Christian Reitberger, a partner at Apax Partners, believes that
nanotechnology is "much, much more than hot air", although he admits that
Apax has yet to find a compelling investment in Europe.
"There is no hype in the investor community. The hype is in the press," adds
Reitberger.
Carl Franklin, technology analyst and author of a recently published book,
Why Innovation Fails, also blames media hype for many of the misconceptions
surrounding nanotechnology.
"Articles trot out the brighter future that nanotechnology will bring, when
tiny little nanosubmarines like the one in the film Fantastic Voyage sail
through your bloodstream digging away at plaque on your arteries so you'll
live a longer and more productive life," explains Franklin.
"But in any of those articles, did you ever read how those little excavators
stop digging when they come to the artery wall itself?

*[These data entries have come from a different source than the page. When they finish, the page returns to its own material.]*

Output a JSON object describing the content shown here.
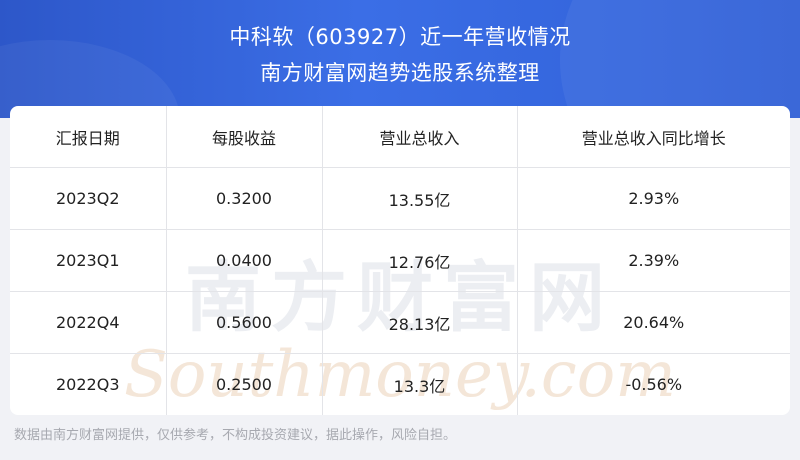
{
  "header": {
    "title": "中科软（603927）近一年营收情况",
    "subtitle": "南方财富网趋势选股系统整理"
  },
  "table": {
    "columns": [
      "汇报日期",
      "每股收益",
      "营业总收入",
      "营业总收入同比增长"
    ],
    "rows": [
      [
        "2023Q2",
        "0.3200",
        "13.55亿",
        "2.93%"
      ],
      [
        "2023Q1",
        "0.0400",
        "12.76亿",
        "2.39%"
      ],
      [
        "2022Q4",
        "0.5600",
        "28.13亿",
        "20.64%"
      ],
      [
        "2022Q3",
        "0.2500",
        "13.3亿",
        "-0.56%"
      ]
    ]
  },
  "watermark": {
    "cn": "南方财富网",
    "en": "Southmoney.com"
  },
  "footer": {
    "disclaimer": "数据由南方财富网提供，仅供参考，不构成投资建议，据此操作，风险自担。"
  },
  "colors": {
    "header_start": "#2d57c9",
    "header_end": "#3b6ee6",
    "watermark": "#e9ebef"
  }
}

Did you ever read
about how the immune system might react to the presence of tiny submarines
in the bloodstream?" asks Franklin.
The nano-cheerleaders remain undaunted. "We believe [nanotechnology] will
drive the next technology boom. We believe the past decade has been about
manipulating digital bits and that we will see a reversion to the next
industrial revolution - rather than huge machines, it is at the molecular
scale," says Josh Wolfe, the managing partner of Lux Capital.
For the moment though it's mainly a brave new world of conferences and
networking events. Even Wolfe admits: "The only people making money today in
nanotechnology are conference planners."